Lynparza Improves Response Rate in Relapsed BRCA-mutated Advanced OC Patients

Lynparza Improves Response Rate in Relapsed BRCA-mutated Advanced OC Patients

Results of a Phase 3 clinical trial show that Lynparza (olaparib) tablets met the primary goal of significantly improving the objective response rate, which is the percentage of patients whose cancer shrinks or disappears after treatment. The results also found that Lynparza extended the time advanced ovarian cancer patients lived without the disease progressing.

The SOLO-3 study (NCT02282020), which compared Lynparza to standard of care chemotherapy, included patients with a germline (inherited) mutation in the BRCA genes and whose disease returned after two or more prior lines of chemotherapy.

“We are very excited about SOLO-3, which is the first Phase III trial for a PARP inhibitor to demonstrate a positive result versus chemotherapy in advanced ovarian cancer where effective options are needed. We look forward to sharing the full results at a forthcoming medical meeting,” Sean Bohen, said in a press release. Bohen is executive vice president of global medicines development and chief medical officer at AstraZeneca,.

Lynparza, which is jointly developed by AstraZeneca and Merck (MSD outside North America and Canada) is a PARP enzyme inhibitor that works by preventing cells from repairing their DNA errors.

SOLO-3, a randomized, double-blind, placebo-controlled study, included 266 participants to study if Lynparza was better than chemotherapy at treating BRCA-mutated advanced ovarian cancer.

The study’s primary goal was to determine if more patients responded to Lynparza. Secondary endpoints included the time patients lived without disease worsening, overall survival, time to subsequent therapy, and safety.

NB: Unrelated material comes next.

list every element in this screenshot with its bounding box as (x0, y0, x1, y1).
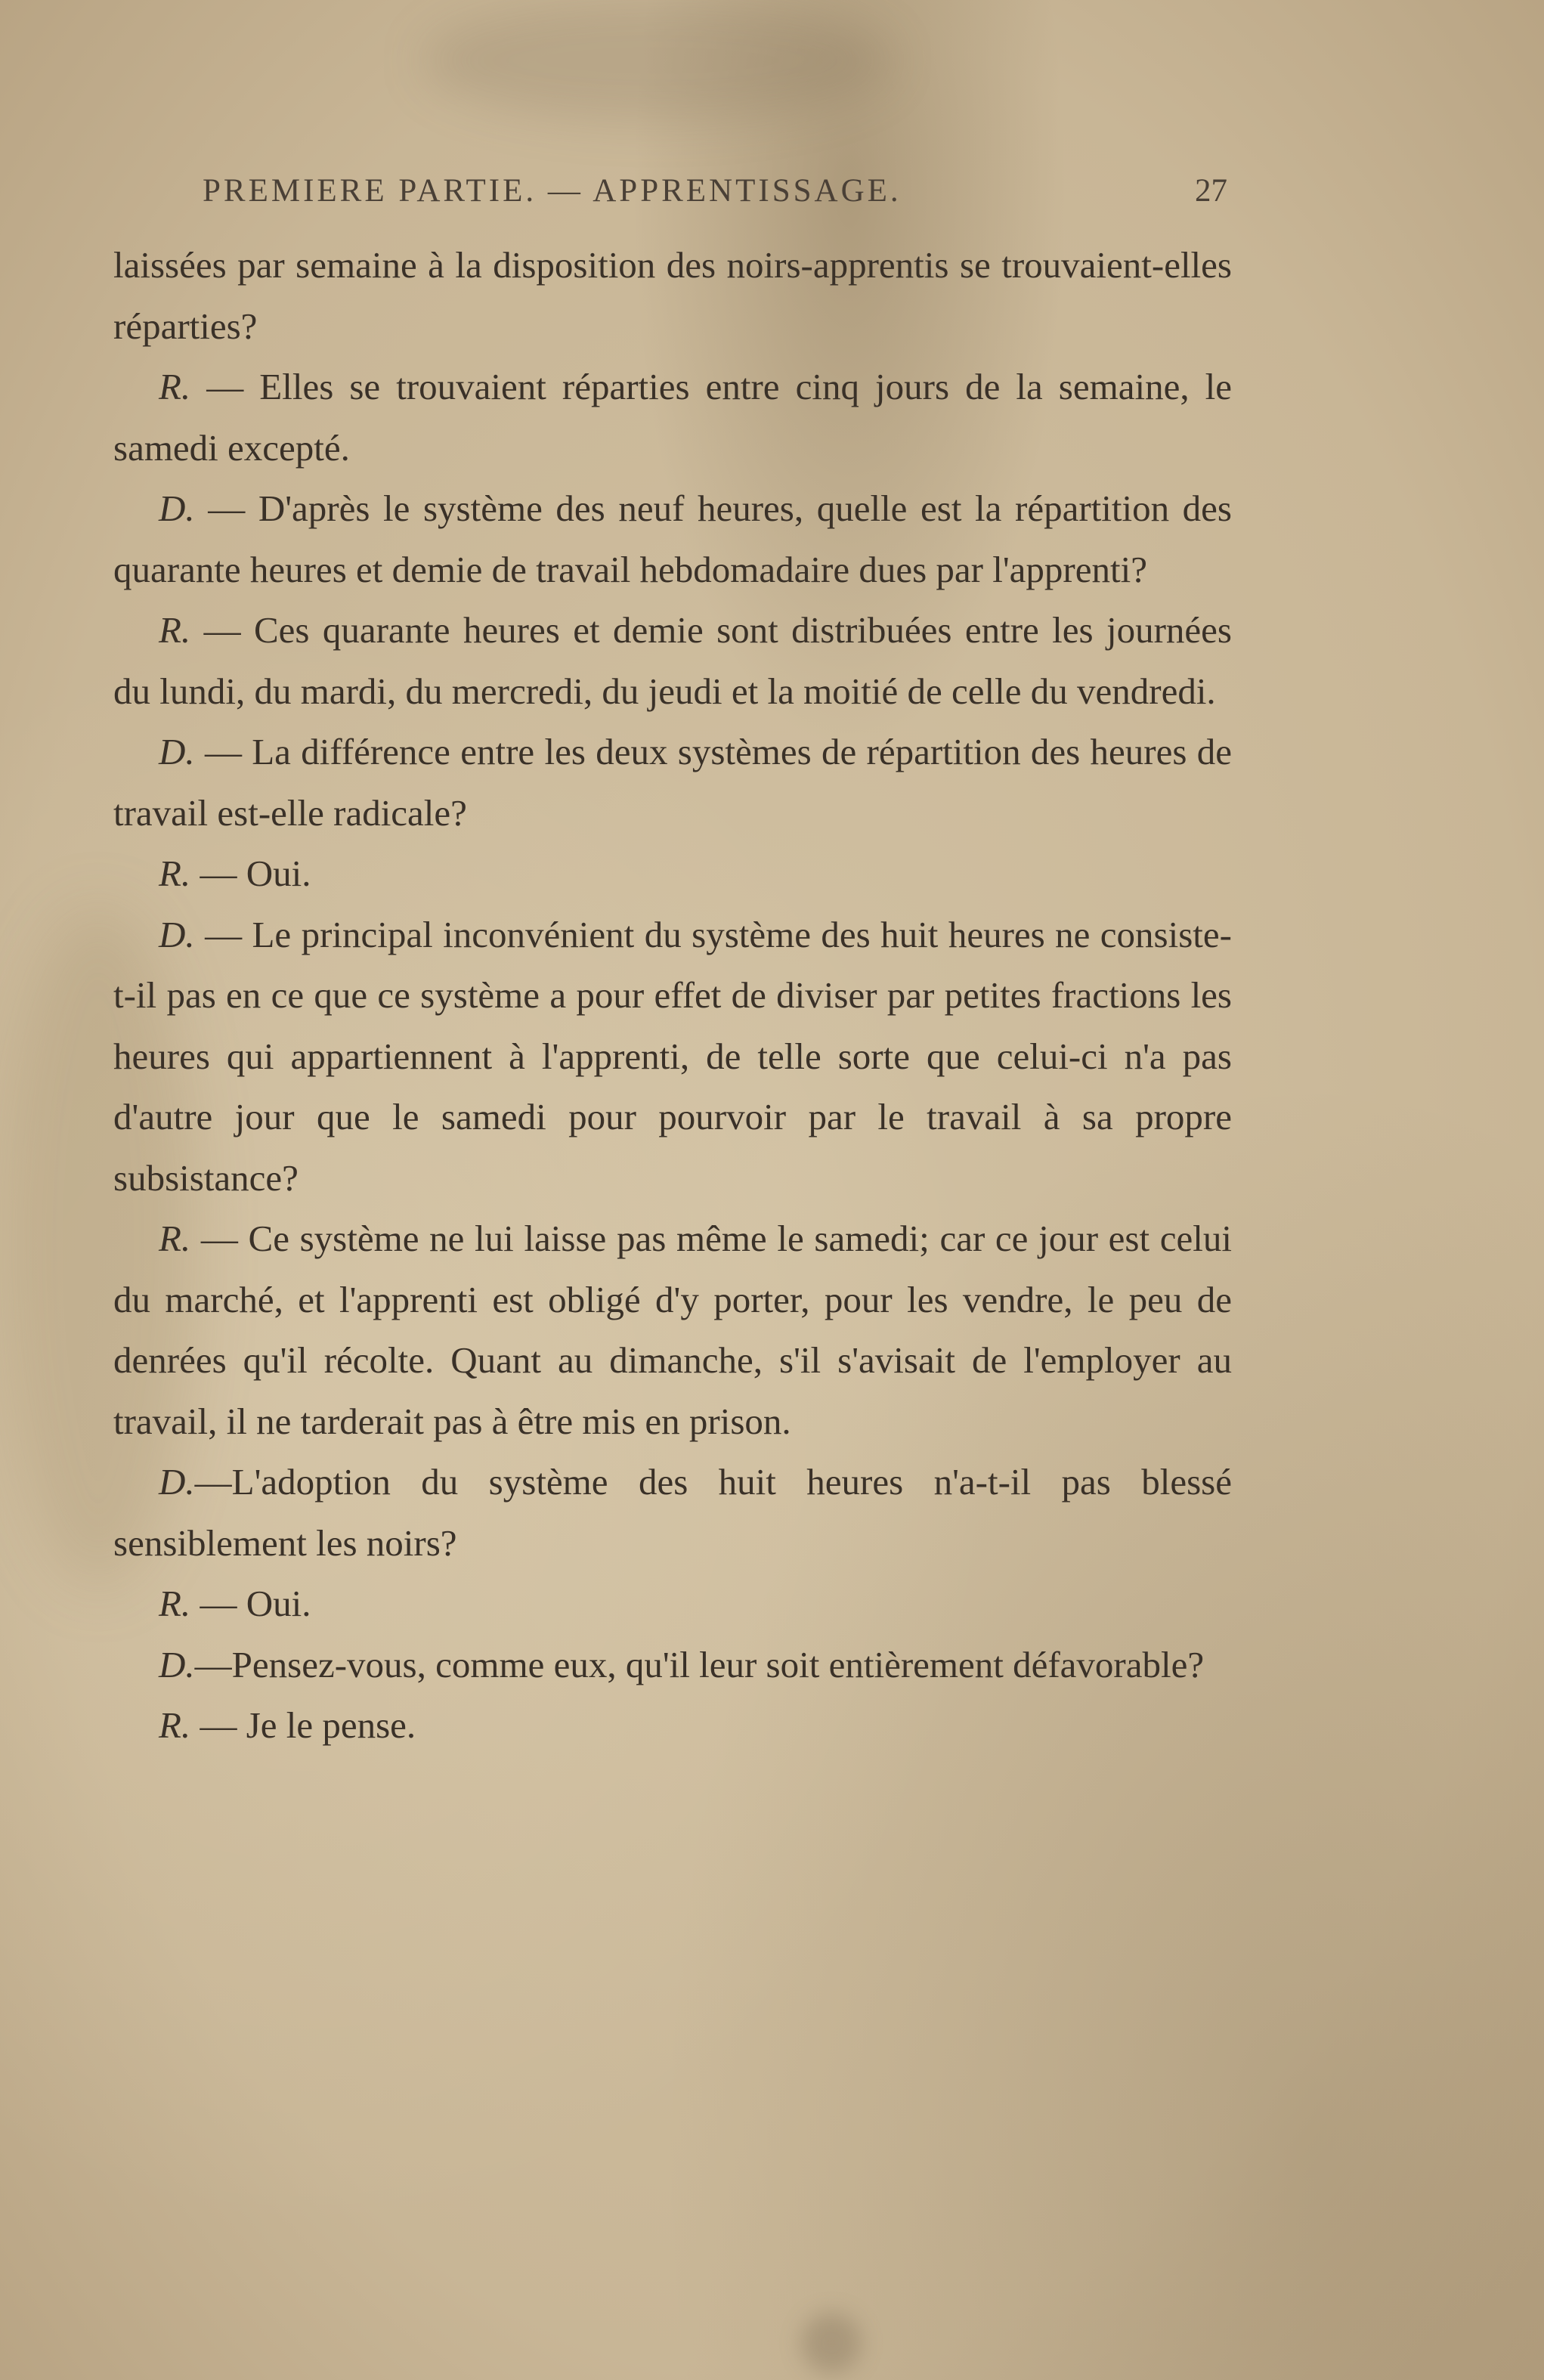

Participants were randomized to Lynparza tablets, given twice daily, or to one of several a single agent platinum-based chemotherapies: Taxol (paclitaxel), Hycamtin (topotecan), pegylated liposomal doxorubicin, or gemcitabine.

The trial met its primary goal, with more patients achieving a partial or complete response to Lynparza than to chemotherapy. Also, patients on Lynparza lived longer without signs of disease worsening. The data supporting that finding, however, has not been disclosed.

SOLO-3 is the fourth trial confirming that Lynparza benefits ovarian cancer patients —  the therapy is approved for platinum-sensitive relapsed ovarian cancer — regardless of patients’ BRCA mutation status.

It also is used in women with BRCA-mutated advanced ovarian cancer who have been treated with at least three chemotherapy treatments, and as a maintenance therapy for women with BRCA-mutated relapsed ovarian cancer whose tumors responded to platinum-based chemotherapy.

In December 2018, Lynparza’s label was extended to include the maintenance treatment of BRCA-mutated advanced ovarian cancer patients who responded to first-line platinum-based chemotherapy, making it the first PARP inhibitor approved for this indication.

“Following on the U.S. approval of Lynparza as first-line maintenance therapy for certain patients with BRCAm [mutated] advanced ovarian cancer, the results of SOLO-3 further reinforce the efficacy of Lynparza in relapsed patients with g [germline] BRCAm advanced ovarian cancer following multiple lines of chemotherapy,” said Roy Baynes, senior vice president and head of global clinical development, and chief medical officer at Merck Research Laboratories.